Barroso N, Rodriguez M
Department of Physiology, Faculty of Medicine, University of La Laguna, Tenerife, Canary Islands, Spain.
Eur J Pharmacol. 1996 Feb 22;297(3):195-203. doi: 10.1016/0014-2999(95)00757-1.
The present paper describes the effect of beta-phenylethylamine and its metabolites phenylethanolamine, tyramine, acetyl-phenylethylamine and phenylacetaldehyde on the dopaminergic nigrostriatal system. The rotational behavioural response to the i.v. injection of these drugs was quantified in animals with a unilateral 6-hydroxydopamine lesion of the nigrostriatal dopamine system. Only beta-phenylethylamine and acetyl-phenylethylamine induced rotations ipsilateral to the side of the brain lesion. None of the compounds under study stimulated contralateral rotations. Acetyl-phenylethylamine was 90% less active than beta-phenylethylamine. After beta-phenylethylamine injection all animals (16/16) showed ipsilateral rotations. The dose-response curve showed that at doses as low as 1.75 mg/kg ipsilateral turns increase, with a dose-related rotational response between 1.75 mg/kg and 11.66 mg/kg, no differences being found at doses between 11.66 and 29.16 mg/kg. Rotations began a few seconds after beta-phenylethylamine injection. The highest response was found 30-60 s after the injection. The duration of the response was dose-related (4 min for the 3.5 mg/kg doses). The inhibition of dopamine-beta-hydroxylase activity with [1-3,5-difluorobenzyl)imidazole-2-thiol (SKF102698) did not modify the rotational response to beta-phenylethylamine. The inhibition of type B monoamine oxidase activity with l-deprenyl induced a slight increase in the ipsilateral rotational response to beta-phenylethylamine. The inhibition of tyrosine hydroxylase activity with alpha-methyl-p-tyrosine decreased the rotational response to beta-phenylethylamine. The dopamine receptor antagonist, haloperidol, completely blocked the ipsilateral rotational response to beta-phenylethylamine. The blocking of dopamine uptake into storage vesicles with reserpine increased the rotational action of beta-phenylethylamine. Taken together, the data suggest that, at low doses, beta-phenylethylamine stimulates the release of dopamine from the cytoplasmic pool and behaves as a dopamine receptor agonist with a very rapid and brief action.

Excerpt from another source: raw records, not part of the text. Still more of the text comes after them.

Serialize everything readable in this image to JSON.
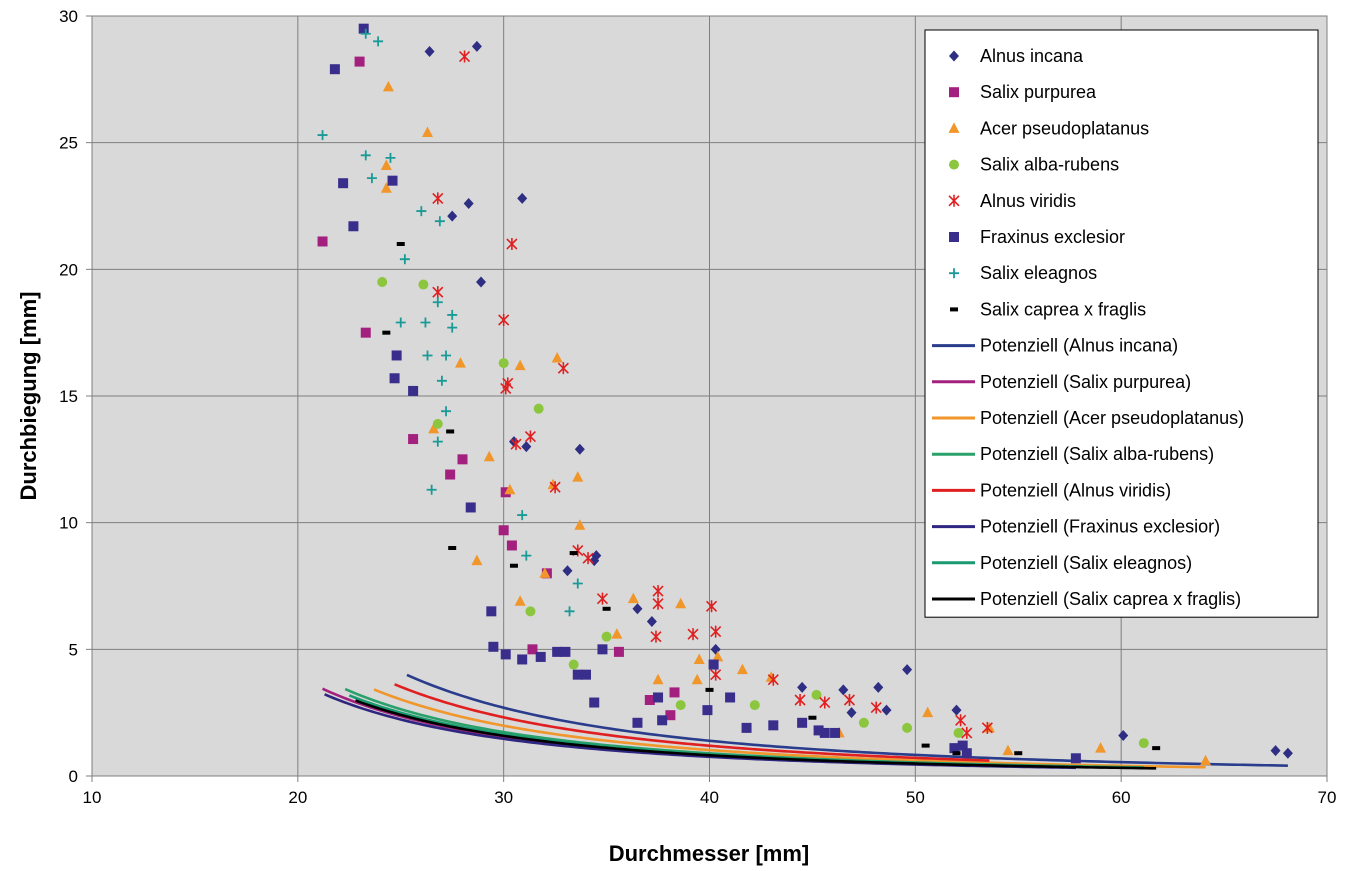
{
  "chart_data": {
    "type": "scatter",
    "title": "",
    "xlabel": "Durchmesser [mm]",
    "ylabel": "Durchbiegung [mm]",
    "xlim": [
      10,
      70
    ],
    "ylim": [
      0,
      30
    ],
    "xticks": [
      10,
      20,
      30,
      40,
      50,
      60,
      70
    ],
    "yticks": [
      0,
      5,
      10,
      15,
      20,
      25,
      30
    ],
    "grid": true,
    "legend_position": "top-right",
    "plot_background": "#d9d9d9",
    "series": [
      {
        "name": "Alnus incana",
        "marker": "diamond",
        "color": "#2e2e82",
        "points": [
          [
            26.4,
            28.6
          ],
          [
            28.7,
            28.8
          ],
          [
            30.9,
            22.8
          ],
          [
            28.3,
            22.6
          ],
          [
            27.5,
            22.1
          ],
          [
            28.9,
            19.5
          ],
          [
            30.5,
            13.2
          ],
          [
            31.1,
            13.0
          ],
          [
            33.7,
            12.9
          ],
          [
            34.4,
            8.5
          ],
          [
            34.5,
            8.7
          ],
          [
            33.1,
            8.1
          ],
          [
            36.5,
            6.6
          ],
          [
            37.2,
            6.1
          ],
          [
            40.3,
            5.0
          ],
          [
            44.5,
            3.5
          ],
          [
            46.5,
            3.4
          ],
          [
            48.2,
            3.5
          ],
          [
            49.6,
            4.2
          ],
          [
            48.6,
            2.6
          ],
          [
            52.0,
            2.6
          ],
          [
            46.9,
            2.5
          ],
          [
            60.1,
            1.6
          ],
          [
            67.5,
            1.0
          ],
          [
            68.1,
            0.9
          ]
        ]
      },
      {
        "name": "Salix purpurea",
        "marker": "square",
        "color": "#a3207e",
        "points": [
          [
            21.2,
            21.1
          ],
          [
            23.0,
            28.2
          ],
          [
            23.3,
            17.5
          ],
          [
            25.6,
            13.3
          ],
          [
            27.4,
            11.9
          ],
          [
            28.0,
            12.5
          ],
          [
            30.0,
            9.7
          ],
          [
            30.1,
            11.2
          ],
          [
            30.4,
            9.1
          ],
          [
            32.1,
            8.0
          ],
          [
            31.4,
            5.0
          ],
          [
            35.6,
            4.9
          ],
          [
            37.1,
            3.0
          ],
          [
            38.1,
            2.4
          ],
          [
            38.3,
            3.3
          ]
        ]
      },
      {
        "name": "Acer pseudoplatanus",
        "marker": "triangle",
        "color": "#f0962a",
        "points": [
          [
            24.4,
            27.2
          ],
          [
            26.3,
            25.4
          ],
          [
            24.3,
            24.1
          ],
          [
            24.3,
            23.2
          ],
          [
            26.6,
            13.7
          ],
          [
            27.9,
            16.3
          ],
          [
            29.3,
            12.6
          ],
          [
            30.8,
            16.2
          ],
          [
            30.3,
            11.3
          ],
          [
            32.6,
            16.5
          ],
          [
            32.4,
            11.5
          ],
          [
            33.6,
            11.8
          ],
          [
            32.0,
            8.0
          ],
          [
            33.7,
            9.9
          ],
          [
            30.8,
            6.9
          ],
          [
            28.7,
            8.5
          ],
          [
            35.5,
            5.6
          ],
          [
            36.3,
            7.0
          ],
          [
            37.5,
            3.8
          ],
          [
            38.6,
            6.8
          ],
          [
            39.4,
            3.8
          ],
          [
            39.5,
            4.6
          ],
          [
            41.6,
            4.2
          ],
          [
            40.4,
            4.7
          ],
          [
            43.0,
            3.9
          ],
          [
            46.3,
            1.7
          ],
          [
            50.6,
            2.5
          ],
          [
            53.6,
            1.9
          ],
          [
            59.0,
            1.1
          ],
          [
            64.1,
            0.6
          ],
          [
            54.5,
            1.0
          ]
        ]
      },
      {
        "name": "Salix alba-rubens",
        "marker": "circle",
        "color": "#8cc63f",
        "points": [
          [
            24.1,
            19.5
          ],
          [
            26.1,
            19.4
          ],
          [
            26.8,
            13.9
          ],
          [
            30.0,
            16.3
          ],
          [
            31.7,
            14.5
          ],
          [
            31.3,
            6.5
          ],
          [
            33.4,
            4.4
          ],
          [
            35.0,
            5.5
          ],
          [
            38.6,
            2.8
          ],
          [
            42.2,
            2.8
          ],
          [
            45.2,
            3.2
          ],
          [
            47.5,
            2.1
          ],
          [
            49.6,
            1.9
          ],
          [
            52.1,
            1.7
          ],
          [
            61.1,
            1.3
          ]
        ]
      },
      {
        "name": "Alnus viridis",
        "marker": "asterisk",
        "color": "#e02020",
        "points": [
          [
            28.1,
            28.4
          ],
          [
            26.8,
            22.8
          ],
          [
            26.8,
            19.1
          ],
          [
            30.4,
            21.0
          ],
          [
            30.0,
            18.0
          ],
          [
            30.2,
            15.5
          ],
          [
            30.1,
            15.3
          ],
          [
            32.9,
            16.1
          ],
          [
            31.3,
            13.4
          ],
          [
            30.6,
            13.1
          ],
          [
            32.5,
            11.4
          ],
          [
            33.6,
            8.9
          ],
          [
            34.1,
            8.6
          ],
          [
            34.8,
            7.0
          ],
          [
            37.5,
            7.3
          ],
          [
            37.5,
            6.8
          ],
          [
            37.4,
            5.5
          ],
          [
            39.2,
            5.6
          ],
          [
            40.1,
            6.7
          ],
          [
            40.3,
            5.7
          ],
          [
            40.3,
            4.0
          ],
          [
            43.1,
            3.8
          ],
          [
            44.4,
            3.0
          ],
          [
            45.6,
            2.9
          ],
          [
            46.8,
            3.0
          ],
          [
            48.1,
            2.7
          ],
          [
            52.5,
            1.7
          ],
          [
            52.2,
            2.2
          ],
          [
            53.5,
            1.9
          ]
        ]
      },
      {
        "name": "Fraxinus exclesior",
        "marker": "square",
        "color": "#3a2e8c",
        "points": [
          [
            23.2,
            29.5
          ],
          [
            21.8,
            27.9
          ],
          [
            22.2,
            23.4
          ],
          [
            22.7,
            21.7
          ],
          [
            24.6,
            23.5
          ],
          [
            24.8,
            16.6
          ],
          [
            24.7,
            15.7
          ],
          [
            25.6,
            15.2
          ],
          [
            28.4,
            10.6
          ],
          [
            29.4,
            6.5
          ],
          [
            29.5,
            5.1
          ],
          [
            30.1,
            4.8
          ],
          [
            30.9,
            4.6
          ],
          [
            31.8,
            4.7
          ],
          [
            32.6,
            4.9
          ],
          [
            33.0,
            4.9
          ],
          [
            33.6,
            4.0
          ],
          [
            34.0,
            4.0
          ],
          [
            34.4,
            2.9
          ],
          [
            34.8,
            5.0
          ],
          [
            36.5,
            2.1
          ],
          [
            37.5,
            3.1
          ],
          [
            37.7,
            2.2
          ],
          [
            39.9,
            2.6
          ],
          [
            40.2,
            4.4
          ],
          [
            41.0,
            3.1
          ],
          [
            41.8,
            1.9
          ],
          [
            43.1,
            2.0
          ],
          [
            44.5,
            2.1
          ],
          [
            45.3,
            1.8
          ],
          [
            45.6,
            1.7
          ],
          [
            46.1,
            1.7
          ],
          [
            51.9,
            1.1
          ],
          [
            52.3,
            1.2
          ],
          [
            52.5,
            0.9
          ],
          [
            57.8,
            0.7
          ]
        ]
      },
      {
        "name": "Salix eleagnos",
        "marker": "plus",
        "color": "#1a9a96",
        "points": [
          [
            21.2,
            25.3
          ],
          [
            23.3,
            29.3
          ],
          [
            23.9,
            29.0
          ],
          [
            23.3,
            24.5
          ],
          [
            23.6,
            23.6
          ],
          [
            24.5,
            24.4
          ],
          [
            25.0,
            17.9
          ],
          [
            25.2,
            20.4
          ],
          [
            26.0,
            22.3
          ],
          [
            26.2,
            17.9
          ],
          [
            26.3,
            16.6
          ],
          [
            26.9,
            21.9
          ],
          [
            26.8,
            18.7
          ],
          [
            27.2,
            16.6
          ],
          [
            27.5,
            18.2
          ],
          [
            27.5,
            17.7
          ],
          [
            27.2,
            14.4
          ],
          [
            26.5,
            11.3
          ],
          [
            26.8,
            13.2
          ],
          [
            27.0,
            15.6
          ],
          [
            30.9,
            10.3
          ],
          [
            31.1,
            8.7
          ],
          [
            33.2,
            6.5
          ],
          [
            33.6,
            7.6
          ]
        ]
      },
      {
        "name": "Salix caprea x fraglis",
        "marker": "dash",
        "color": "#000000",
        "points": [
          [
            24.3,
            17.5
          ],
          [
            25.0,
            21.0
          ],
          [
            27.4,
            13.6
          ],
          [
            27.5,
            9.0
          ],
          [
            30.5,
            8.3
          ],
          [
            33.4,
            8.8
          ],
          [
            35.0,
            6.6
          ],
          [
            40.0,
            3.4
          ],
          [
            45.0,
            2.3
          ],
          [
            50.5,
            1.2
          ],
          [
            52.0,
            0.9
          ],
          [
            55.0,
            0.9
          ],
          [
            61.7,
            1.1
          ]
        ]
      }
    ],
    "trendlines": [
      {
        "name": "Potenziell (Alnus incana)",
        "color": "#2a3c8c",
        "a": 6730,
        "b": -2.3,
        "x_range": [
          25.3,
          68.1
        ]
      },
      {
        "name": "Potenziell (Salix purpurea)",
        "color": "#a3207e",
        "a": 3870,
        "b": -2.3,
        "x_range": [
          21.2,
          52.0
        ]
      },
      {
        "name": "Potenziell (Acer pseudoplatanus)",
        "color": "#f0962a",
        "a": 4960,
        "b": -2.3,
        "x_range": [
          23.7,
          64.1
        ]
      },
      {
        "name": "Potenziell (Salix alba-rubens)",
        "color": "#2aa06a",
        "a": 4330,
        "b": -2.3,
        "x_range": [
          22.3,
          61.1
        ]
      },
      {
        "name": "Potenziell (Alnus viridis)",
        "color": "#e02020",
        "a": 5780,
        "b": -2.3,
        "x_range": [
          24.7,
          53.6
        ]
      },
      {
        "name": "Potenziell (Fraxinus exclesior)",
        "color": "#2e2680",
        "a": 3660,
        "b": -2.3,
        "x_range": [
          21.3,
          57.8
        ]
      },
      {
        "name": "Potenziell (Salix eleagnos)",
        "color": "#1a9a70",
        "a": 4100,
        "b": -2.3,
        "x_range": [
          22.5,
          55.0
        ]
      },
      {
        "name": "Potenziell (Salix caprea x fraglis)",
        "color": "#000000",
        "a": 3960,
        "b": -2.3,
        "x_range": [
          22.8,
          61.7
        ]
      }
    ]
  }
}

本文描述了β-苯乙胺及其代谢产物苯乙醇胺、酪胺、乙酰-β-苯乙胺和苯乙醛对多巴胺能黑质纹状体系统的影响。在患有黑质纹状体多巴胺系统单侧6-羟基多巴胺损伤的动物中,对静脉注射这些药物后的旋转行为反应进行了量化。只有β-苯乙胺和乙酰-β-苯乙胺诱导了与脑损伤侧同侧的旋转。所研究的化合物均未刺激对侧旋转。乙酰-β-苯乙胺的活性比β-苯乙胺低90%。注射β-苯乙胺后,所有动物(16/16)均出现同侧旋转。剂量反应曲线表明,低至1.75mg/kg的剂量时同侧旋转增加,在1.75mg/kg至11.66mg/kg之间存在剂量相关的旋转反应,在11.66mg/kg至29.16mg/kg之间的剂量未发现差异。旋转在注射β-苯乙胺后几秒钟开始。注射后30-60秒发现最高反应。反应持续时间与剂量相关(3.5mg/kg剂量为4分钟)。用[1-(3,5-二氟苄基)咪唑-2-硫醇](SKF102698)抑制多巴胺-β-羟化酶活性并未改变对β-苯乙胺的旋转反应。用l-司来吉兰抑制B型单胺氧化酶活性导致对β-苯乙胺的同侧旋转反应略有增加。用α-甲基-p-酪氨酸抑制酪氨酸羟化酶活性降低了对β-苯乙胺的旋转反应。多巴胺受体拮抗剂氟哌啶醇完全阻断了对β-苯乙胺的同侧旋转反应。用利血平阻断多巴胺摄取到储存囊泡中增加了β-苯乙胺的旋转作用。综上所述,数据表明,在低剂量下,β-苯乙胺刺激多巴胺从细胞质池中释放,并表现为一种作用非常迅速且短暂的多巴胺受体激动剂。